From PolitiFact Texas:
In April, the local elected officials of Kinney County felt that they were under siege. Their expanse of rocky borderland located 100 miles west of San Antonio had become a perilous crossing ground for migrants who had made their way across the Rio Grande.
So Kinney County Judge Tully Shahan took an unprecedented measure. He issued a local state of disaster, a statutory procedure typically invoked by communities experiencing hurricanes, floods or wildfires.
“On April 21, 1836, Texas won her independence during the battle at San Jacinto, the final and decisive battle of the Texas Revolution,” Shahan, a Republican, wrote in the disaster declaration. “Today, 185 years later, Texas is once again under siege, as thousands upon thousands of illegal aliens invade our State through our border with Mexico.”
The move caught momentum. Over the next month, similar declarations were issued by another 14 counties – some located along the border, others more than 200 miles away.
By May 31, the issue culminated in Gov. Greg Abbott issuing his own disaster proclamation, citing a “humanitarian crisis in many Texas communities along the border.” Then he took his border response one step further when, on June 16, he announced that Texas would undertake border wall construction using a combination of state dollars and crowdfunding to stave off what he and Lt. Gov. Dan Patrick called an invasion.

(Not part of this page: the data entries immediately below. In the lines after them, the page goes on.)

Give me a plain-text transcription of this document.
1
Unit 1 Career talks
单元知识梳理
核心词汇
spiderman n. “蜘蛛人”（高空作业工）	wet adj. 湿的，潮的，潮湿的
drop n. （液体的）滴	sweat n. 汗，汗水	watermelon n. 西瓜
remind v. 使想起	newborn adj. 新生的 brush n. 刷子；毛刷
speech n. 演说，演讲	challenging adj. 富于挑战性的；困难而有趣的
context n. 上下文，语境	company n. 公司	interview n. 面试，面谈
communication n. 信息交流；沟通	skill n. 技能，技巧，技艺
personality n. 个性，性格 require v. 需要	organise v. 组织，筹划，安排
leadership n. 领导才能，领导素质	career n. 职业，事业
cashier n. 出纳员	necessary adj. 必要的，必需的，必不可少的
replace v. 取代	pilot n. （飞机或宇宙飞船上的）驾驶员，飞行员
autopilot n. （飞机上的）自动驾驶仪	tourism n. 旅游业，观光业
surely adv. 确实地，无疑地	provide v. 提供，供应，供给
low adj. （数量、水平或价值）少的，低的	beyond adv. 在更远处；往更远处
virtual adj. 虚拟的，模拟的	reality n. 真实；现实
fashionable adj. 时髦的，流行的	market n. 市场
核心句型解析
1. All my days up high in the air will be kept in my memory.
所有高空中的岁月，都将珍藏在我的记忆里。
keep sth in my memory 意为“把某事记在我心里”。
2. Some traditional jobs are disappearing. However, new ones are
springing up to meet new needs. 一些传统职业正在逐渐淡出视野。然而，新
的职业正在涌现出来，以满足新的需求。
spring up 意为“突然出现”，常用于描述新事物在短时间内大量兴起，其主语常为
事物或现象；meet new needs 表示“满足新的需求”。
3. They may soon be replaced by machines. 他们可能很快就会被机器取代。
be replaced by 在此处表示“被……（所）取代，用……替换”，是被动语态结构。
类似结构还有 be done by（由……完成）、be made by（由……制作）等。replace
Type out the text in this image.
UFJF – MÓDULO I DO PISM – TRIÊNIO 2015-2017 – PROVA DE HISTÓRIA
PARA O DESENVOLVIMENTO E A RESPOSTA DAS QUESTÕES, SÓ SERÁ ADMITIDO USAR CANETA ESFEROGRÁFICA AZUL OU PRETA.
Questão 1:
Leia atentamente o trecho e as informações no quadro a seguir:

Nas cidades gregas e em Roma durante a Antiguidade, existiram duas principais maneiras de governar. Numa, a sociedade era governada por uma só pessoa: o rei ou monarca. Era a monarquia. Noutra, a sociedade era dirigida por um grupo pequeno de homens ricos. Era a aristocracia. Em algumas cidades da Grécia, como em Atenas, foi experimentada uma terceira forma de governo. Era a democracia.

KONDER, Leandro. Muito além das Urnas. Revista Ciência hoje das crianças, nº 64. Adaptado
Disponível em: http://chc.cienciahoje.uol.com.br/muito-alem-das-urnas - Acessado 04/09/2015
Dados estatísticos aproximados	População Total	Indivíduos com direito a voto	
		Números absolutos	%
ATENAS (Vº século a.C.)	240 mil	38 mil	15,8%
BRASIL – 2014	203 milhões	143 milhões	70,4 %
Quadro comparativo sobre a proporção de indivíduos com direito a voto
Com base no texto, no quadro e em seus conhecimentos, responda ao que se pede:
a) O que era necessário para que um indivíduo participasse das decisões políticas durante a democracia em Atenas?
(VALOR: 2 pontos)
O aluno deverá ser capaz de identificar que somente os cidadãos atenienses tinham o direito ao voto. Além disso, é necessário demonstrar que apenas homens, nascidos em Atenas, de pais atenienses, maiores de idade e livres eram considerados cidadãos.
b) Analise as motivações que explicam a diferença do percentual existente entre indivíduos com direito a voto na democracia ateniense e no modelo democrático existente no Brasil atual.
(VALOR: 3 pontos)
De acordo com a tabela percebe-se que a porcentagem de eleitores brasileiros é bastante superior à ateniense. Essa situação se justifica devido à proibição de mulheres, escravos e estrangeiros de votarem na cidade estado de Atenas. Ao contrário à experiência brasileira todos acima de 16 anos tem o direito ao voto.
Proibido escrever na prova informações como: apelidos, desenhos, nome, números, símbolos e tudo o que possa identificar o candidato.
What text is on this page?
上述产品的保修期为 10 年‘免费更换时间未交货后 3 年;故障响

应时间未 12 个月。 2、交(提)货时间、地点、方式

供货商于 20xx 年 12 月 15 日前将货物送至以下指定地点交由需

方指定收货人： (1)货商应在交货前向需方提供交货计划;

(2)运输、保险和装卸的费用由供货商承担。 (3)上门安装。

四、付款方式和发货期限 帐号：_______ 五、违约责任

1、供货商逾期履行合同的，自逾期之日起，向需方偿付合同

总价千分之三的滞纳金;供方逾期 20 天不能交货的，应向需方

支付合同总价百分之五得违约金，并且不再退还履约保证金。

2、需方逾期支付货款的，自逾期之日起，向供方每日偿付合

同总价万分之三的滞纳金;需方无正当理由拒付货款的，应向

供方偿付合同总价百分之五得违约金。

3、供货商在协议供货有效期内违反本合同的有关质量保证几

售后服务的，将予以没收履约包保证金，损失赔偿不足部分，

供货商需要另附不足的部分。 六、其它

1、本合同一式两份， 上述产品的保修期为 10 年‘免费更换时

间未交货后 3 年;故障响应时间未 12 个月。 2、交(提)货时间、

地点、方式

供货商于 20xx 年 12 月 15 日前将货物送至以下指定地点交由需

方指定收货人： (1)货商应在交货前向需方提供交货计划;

“What has changed is the carnage that is being caused by the people coming across the border,” Abbott said in a press conference announcing his border wall plans. “Fences of ranchers along the border are being completely decimated causing border ranchers to lose their livestock or border farmers to lose their crops. Homes are being invaded. Neighborhoods are dangerous, and people are being threatened on a daily basis with guns.”
Later, Patrick added that “this is a fight for our survival.”
The crush of migrants crossing into Texas has spiked by 360% so far this year compared with the first half of 2020, according to federal data. The U.S. Customs and Border Patrol has recorded nearly 400,000 migrant encounters in Texas this year, although a large portion of this total, up to 38% in some months, is due to migrants re-entering the country after at least one prior expulsion.